Le temps est agréable, le vent s'est levé en ce début de soirée et il fait bruisser les petites feuilles des oliviers. Il descend sur quelques tiges de lavande et emporte leurs essences. Au passage, il fait frémir quelques brins de romarin avant de nous rejoindre en passant par l'ouverture de la salle de banquet. Les senteurs portés par cette brise rafraîchissante entre dans les salons. Beaucoup d'hommes et de femmes sont présents. Les parfums manquent de choir dans l'eau d'un des bassins où un couple d'androïde s'effeuille. Evitant ces corps qui s'emmêlent, l'onde de fraîcheur passe entre quelques coupes de vin. Elles se heurtent, s'entrechoquent et chacun se félicite, se congratule et flatte son ego pour les réussites de cette année.
Je regarde mon verre encore et j'ai cette drôle de sensation, ce vertige qui me saisit. C'est comme lorsque votre attention se fixe sur un point de détail. Là ce sont les lèvres rouges et criardes d'une sénatrice enkilosée par la bourgeoisie.

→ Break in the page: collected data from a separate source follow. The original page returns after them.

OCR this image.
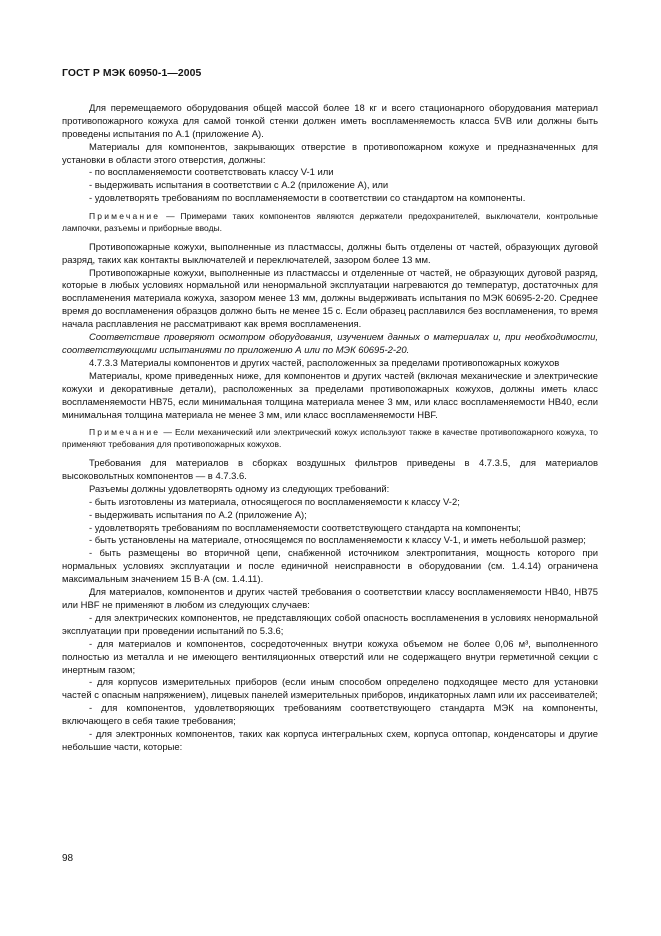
ГОСТ Р МЭК 60950-1—2005

Для перемещаемого оборудования общей массой более 18 кг и всего стационарного оборудования материал противопожарного кожуха для самой тонкой стенки должен иметь воспламеняемость класса 5VB или должны быть проведены испытания по А.1 (приложение А).

Материалы для компонентов, закрывающих отверстие в противопожарном кожухе и предназначенных для установки в области этого отверстия, должны:

- по воспламеняемости соответствовать классу V-1 или

- выдерживать испытания в соответствии с А.2 (приложение А), или

- удовлетворять требованиям по воспламеняемости в соответствии со стандартом на компоненты.

Примечание — Примерами таких компонентов являются держатели предохранителей, выключатели, контрольные лампочки, разъемы и приборные вводы.

Противопожарные кожухи, выполненные из пластмассы, должны быть отделены от частей, образующих дуговой разряд, таких как контакты выключателей и переключателей, зазором более 13 мм.

Противопожарные кожухи, выполненные из пластмассы и отделенные от частей, не образующих дуговой разряд, которые в любых условиях нормальной или ненормальной эксплуатации нагреваются до температур, достаточных для воспламенения материала кожуха, зазором менее 13 мм, должны выдерживать испытания по МЭК 60695-2-20. Среднее время до воспламенения образцов должно быть не менее 15 с. Если образец расплавился без воспламенения, то время начала расплавления не рассматривают как время воспламенения.

Соответствие проверяют осмотром оборудования, изучением данных о материалах и, при необходимости, соответствующими испытаниями по приложению А или по МЭК 60695-2-20.

4.7.3.3 Материалы компонентов и других частей, расположенных за пределами противопожарных кожухов

Материалы, кроме приведенных ниже, для компонентов и других частей (включая механические и электрические кожухи и декоративные детали), расположенных за пределами противопожарных кожухов, должны иметь класс воспламеняемости НВ75, если минимальная толщина материала менее 3 мм, или класс воспламеняемости НВ40, если минимальная толщина материала не менее 3 мм, или класс воспламеняемости HBF.

Примечание — Если механический или электрический кожух используют также в качестве противопожарного кожуха, то применяют требования для противопожарных кожухов.

Требования для материалов в сборках воздушных фильтров приведены в 4.7.3.5, для материалов высоковольтных компонентов — в 4.7.3.6.

Разъемы должны удовлетворять одному из следующих требований:

- быть изготовлены из материала, относящегося по воспламеняемости к классу V-2;

- выдерживать испытания по А.2 (приложение А);

- удовлетворять требованиям по воспламеняемости соответствующего стандарта на компоненты;

- быть установлены на материале, относящемся по воспламеняемости к классу V-1, и иметь небольшой размер;

- быть размещены во вторичной цепи, снабженной источником электропитания, мощность которого при нормальных условиях эксплуатации и после единичной неисправности в оборудовании (см. 1.4.14) ограничена максимальным значением 15 В·А (см. 1.4.11).

Для материалов, компонентов и других частей требования о соответствии классу воспламеняемости НВ40, НВ75 или HBF не применяют в любом из следующих случаев:

- для электрических компонентов, не представляющих собой опасность воспламенения в условиях ненормальной эксплуатации при проведении испытаний по 5.3.6;

- для материалов и компонентов, сосредоточенных внутри кожуха объемом не более 0,06 м³, выполненного полностью из металла и не имеющего вентиляционных отверстий или не содержащего внутри герметичной секции с инертным газом;

- для корпусов измерительных приборов (если иным способом определено подходящее место для установки частей с опасным напряжением), лицевых панелей измерительных приборов, индикаторных ламп или их рассеивателей;

- для компонентов, удовлетворяющих требованиям соответствующего стандарта МЭК на компоненты, включающего в себя такие требования;

- для электронных компонентов, таких как корпуса интегральных схем, корпуса оптопар, конденсаторы и другие небольшие части, которые:

98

Elle parle en mâchant son pain. Je n'entends pas ce qu'elle dit tant le brouhaha ambiant est insupportable. Rires, messes basses, quolibets allaient bon train. La brise a laissé place à une sorte de flatulence de l'esprit. Nous étions à quelques mètres de l'hémicycle ou le destin de Rome se jouait. L'apéritif précédent un banquet venait d'être servi. Les sénateurs avait invité les différents prêtres de la ville dans le but. Bien entendu, ils souhaitaient simplement s'assurer leur réélection. Déjà quelques prêtres de Jupiter négociait convaincu que les rumeurs n'étaient pas fondés et que, comme chaque année, il serait les grands arbitres des nominations à venir.
Sur le plateau qu'un androïde portait, une coupe bascula et se renversa légèrement. Désolé, il s'éclipsa avec précipitations par une porte dérobée. J'en profitai pour quitter la pièce. Quand la porte se referma derrière moi, le calme me frappa. J'étais dehors, sur l'une des grandes terrasses, j'inspirai profondément pour retrouver les senteurs de ma Méditerranée.
-- Par les seins de Venus, qu'ils sont abjectes ! Je marquai une pause... ... Euh non Venus, je parlai d'eux pas de tes seins.
Tout en m'approchant du garde-fou en roche sculpté, je ris de ma propre bêtise trop heureux d'avoir pu m'absenter quelques instants. Cela ne durerait pas. J'étais le Grand-Prêtre de Venus. Cela ne m'ennuyait pas, ce pouvoir impliquait de grandes responsabilités dont j'étais fier. Mais à part en ramenant la femme d'un sénateur dans ma couche, il ne risquait pas de se passer grand chose pour moi ce soir. C'était aujourd'hui la dernière séance sénatoriale avant les grandes festivités. Une semaine de vacances pour les sénateurs pensaient la Plèbe. La ville de Rome s'étendait à mes pieds. Quelle merveille.
Au loin, le soleil terminait sa descente pour se plonger dans notre Mer. Mais avant cela, il y avait toute cette foule, tout ce peuple plein d'attentes, d'espoirs. Je regardai les remparts où les soldats de Pluton montait la garde. Cela faisait quelques mois que les attaques étaient moins violentes, moins nombreuses. Du coup, évidemment, les adeptes de Minerve souhaitait relancé une expédition. Je ne savais pas quoi en penser.
Le romarin est toujours plus parfumé dans les jardins du voisin.
Derrière moi, la porte s'ouvre, les médisances de cette caste sociale m'assaillent les oreilles. Je me sens agressé par tant de bienséance et de félicitations hypocrites. Je referme les yeux mais leur image efface celle de la ville. Rouvrant les yeux sur l'horizon, je lance une phrase sonnant comme une énigme à l'envahisseur de mon espace .
-- Le calme est hors de nos moyens pécuniers.
Sans doute philosophera-t-il dessus. J'aurais peut-être du me taire en fait.